More Reflections From The Road by Kevin Coash

 

Tuesday Morning:

Getting ready travel to Bluffton, Ohio. Home to Bulffton University, a Mennonite LIberal Arts College with a population of 1,198 students. We get to sing with their College group, the Camerata Singers and then have a concert later tonight.

This quote speaks to the current modus operandi of the choir. We must always think ahead. The next note – the next phrasing – the next text articulation. We can’t move on to the next if we can’t get past the past. In the words of Sheldon Cooper (paraphrased) “Look ahead. You can’t look backwards, because that would just be remembering.”

But then – you sit around a hotel breakfast table with a group of choir members and talk and laugh and joke and tell stories and listen to stories and dream big dreams and you think, maybe it’s okay to think backwards on these times, or remember.
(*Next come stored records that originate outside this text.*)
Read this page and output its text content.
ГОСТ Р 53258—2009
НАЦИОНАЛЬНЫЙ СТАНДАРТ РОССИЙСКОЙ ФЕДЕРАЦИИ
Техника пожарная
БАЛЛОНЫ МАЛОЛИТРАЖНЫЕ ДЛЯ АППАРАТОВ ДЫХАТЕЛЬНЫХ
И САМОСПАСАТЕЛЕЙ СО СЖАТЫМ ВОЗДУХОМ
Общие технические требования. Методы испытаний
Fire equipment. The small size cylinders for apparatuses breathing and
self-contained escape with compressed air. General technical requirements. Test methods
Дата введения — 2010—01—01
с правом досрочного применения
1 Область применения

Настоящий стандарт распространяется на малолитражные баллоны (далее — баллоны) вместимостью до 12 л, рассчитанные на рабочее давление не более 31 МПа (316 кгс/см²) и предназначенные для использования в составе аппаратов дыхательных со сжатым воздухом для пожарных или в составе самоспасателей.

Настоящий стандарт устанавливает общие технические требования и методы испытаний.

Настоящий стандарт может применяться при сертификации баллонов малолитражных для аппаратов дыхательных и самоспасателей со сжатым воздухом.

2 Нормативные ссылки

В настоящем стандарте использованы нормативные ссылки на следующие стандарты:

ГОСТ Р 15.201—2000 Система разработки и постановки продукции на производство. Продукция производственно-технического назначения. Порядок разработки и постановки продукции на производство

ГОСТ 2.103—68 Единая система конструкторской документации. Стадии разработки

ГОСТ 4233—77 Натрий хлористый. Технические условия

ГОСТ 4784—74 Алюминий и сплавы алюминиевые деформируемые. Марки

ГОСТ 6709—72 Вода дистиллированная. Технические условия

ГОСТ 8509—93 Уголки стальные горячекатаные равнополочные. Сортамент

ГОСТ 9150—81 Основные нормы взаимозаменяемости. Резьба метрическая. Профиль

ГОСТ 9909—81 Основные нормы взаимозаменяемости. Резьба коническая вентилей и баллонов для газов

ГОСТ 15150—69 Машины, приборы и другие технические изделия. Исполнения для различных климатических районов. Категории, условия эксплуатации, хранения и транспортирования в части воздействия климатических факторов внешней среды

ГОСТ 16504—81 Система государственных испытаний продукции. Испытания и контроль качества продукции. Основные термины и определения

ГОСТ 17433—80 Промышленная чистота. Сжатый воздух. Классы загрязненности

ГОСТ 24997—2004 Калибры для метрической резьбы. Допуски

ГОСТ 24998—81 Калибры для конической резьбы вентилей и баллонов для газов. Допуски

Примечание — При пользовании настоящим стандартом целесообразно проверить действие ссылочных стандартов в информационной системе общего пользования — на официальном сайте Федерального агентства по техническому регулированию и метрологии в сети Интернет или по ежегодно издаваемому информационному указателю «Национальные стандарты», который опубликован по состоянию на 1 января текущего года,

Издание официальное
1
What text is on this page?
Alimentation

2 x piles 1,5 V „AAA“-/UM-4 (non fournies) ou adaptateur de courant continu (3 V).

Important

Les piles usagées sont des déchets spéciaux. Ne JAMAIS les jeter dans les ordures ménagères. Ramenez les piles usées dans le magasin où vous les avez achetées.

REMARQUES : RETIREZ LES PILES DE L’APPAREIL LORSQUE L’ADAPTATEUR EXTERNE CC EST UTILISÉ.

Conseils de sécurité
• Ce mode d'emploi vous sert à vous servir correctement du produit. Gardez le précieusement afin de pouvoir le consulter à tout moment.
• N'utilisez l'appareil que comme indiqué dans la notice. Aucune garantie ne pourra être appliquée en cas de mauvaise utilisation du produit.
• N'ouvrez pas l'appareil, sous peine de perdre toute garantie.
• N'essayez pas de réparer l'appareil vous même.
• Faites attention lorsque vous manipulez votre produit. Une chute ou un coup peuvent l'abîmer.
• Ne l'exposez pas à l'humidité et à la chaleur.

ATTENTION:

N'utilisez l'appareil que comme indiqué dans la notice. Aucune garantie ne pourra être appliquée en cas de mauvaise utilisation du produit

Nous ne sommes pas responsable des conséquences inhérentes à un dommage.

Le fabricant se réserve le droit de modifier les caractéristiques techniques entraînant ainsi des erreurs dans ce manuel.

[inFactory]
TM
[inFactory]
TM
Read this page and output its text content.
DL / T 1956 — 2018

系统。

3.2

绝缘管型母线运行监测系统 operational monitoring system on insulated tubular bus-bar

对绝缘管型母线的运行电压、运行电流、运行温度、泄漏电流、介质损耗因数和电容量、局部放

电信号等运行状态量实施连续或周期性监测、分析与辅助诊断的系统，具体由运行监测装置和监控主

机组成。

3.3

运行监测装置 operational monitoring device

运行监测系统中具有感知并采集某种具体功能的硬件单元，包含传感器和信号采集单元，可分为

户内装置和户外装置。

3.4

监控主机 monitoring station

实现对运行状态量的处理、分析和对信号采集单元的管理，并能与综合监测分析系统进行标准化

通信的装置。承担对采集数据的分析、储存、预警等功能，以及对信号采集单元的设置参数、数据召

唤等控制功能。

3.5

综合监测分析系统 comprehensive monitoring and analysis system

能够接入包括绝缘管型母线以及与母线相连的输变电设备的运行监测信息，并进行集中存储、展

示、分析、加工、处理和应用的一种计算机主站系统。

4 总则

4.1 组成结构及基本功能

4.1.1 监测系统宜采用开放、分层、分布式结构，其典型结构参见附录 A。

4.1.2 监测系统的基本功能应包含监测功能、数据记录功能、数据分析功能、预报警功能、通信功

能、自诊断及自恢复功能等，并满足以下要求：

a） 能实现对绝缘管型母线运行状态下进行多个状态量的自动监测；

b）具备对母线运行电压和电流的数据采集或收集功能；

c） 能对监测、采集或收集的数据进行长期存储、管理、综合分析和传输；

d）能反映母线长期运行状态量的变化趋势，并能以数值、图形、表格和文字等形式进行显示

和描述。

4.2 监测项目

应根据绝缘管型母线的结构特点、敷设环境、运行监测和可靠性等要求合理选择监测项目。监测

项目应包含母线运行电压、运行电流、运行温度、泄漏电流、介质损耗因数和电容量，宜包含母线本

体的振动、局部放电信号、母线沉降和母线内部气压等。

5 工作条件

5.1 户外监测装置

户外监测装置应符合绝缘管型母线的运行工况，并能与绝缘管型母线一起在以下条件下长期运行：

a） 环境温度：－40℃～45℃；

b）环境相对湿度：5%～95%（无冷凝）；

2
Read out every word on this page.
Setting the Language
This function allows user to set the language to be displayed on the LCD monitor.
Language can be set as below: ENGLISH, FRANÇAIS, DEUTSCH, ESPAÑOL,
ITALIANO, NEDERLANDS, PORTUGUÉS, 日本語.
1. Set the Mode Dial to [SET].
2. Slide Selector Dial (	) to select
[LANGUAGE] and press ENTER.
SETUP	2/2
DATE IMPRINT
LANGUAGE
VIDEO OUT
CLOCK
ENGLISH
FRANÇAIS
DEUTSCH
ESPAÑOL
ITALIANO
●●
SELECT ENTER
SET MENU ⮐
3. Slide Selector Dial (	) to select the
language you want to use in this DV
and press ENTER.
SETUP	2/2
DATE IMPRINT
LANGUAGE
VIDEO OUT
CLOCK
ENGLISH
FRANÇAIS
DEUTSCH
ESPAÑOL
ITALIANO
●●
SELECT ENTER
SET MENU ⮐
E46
Maybe starting the next Chapter doesn’t mean we completely abandon the one we just finished. See, if we carry this book – to – real – life metaphor, books are like old friends, waiting patiently on the bookshelf to be seen and read and experienced again. Books love to be picked up and laughed at and cried into and loved. If book are like people, then I would like to return, at least in my remembrances, to times like this.

Tuesday Evening:

So I’ve been thinking a lot about space. Maybe outer space, (planets) but more down to earth (cells) I’ve been thinking about the rooms and halls we fill and what, if anything, we do there.

Take the city museum.

A full city block made into a metal jungle gym that even the most cynical college kid could get excited about. Imagine hovering 10 stories in the sky praying that those metal bars could make it through. 7 college kids cramming themselves into a steel ball. All this why? Because it was fun and we were together.

Now see St. Francis Xavier Cathedral.

Dare I say, both of these places (City Museum and Cathedral) are wonders of architecture. But vastly different, right? I’m not so sure. The Cathedral with its high arches, marble statues, and wonderful sound – called us to something higher. That something that theologians have tried to define for centuries.

But the Museum called us higher too. It caused us to raise our voice maybe even in song. So perhaps these two places aren’t that different. Maybe that “thing” that’s so hard to name is at both. North-South-East-West.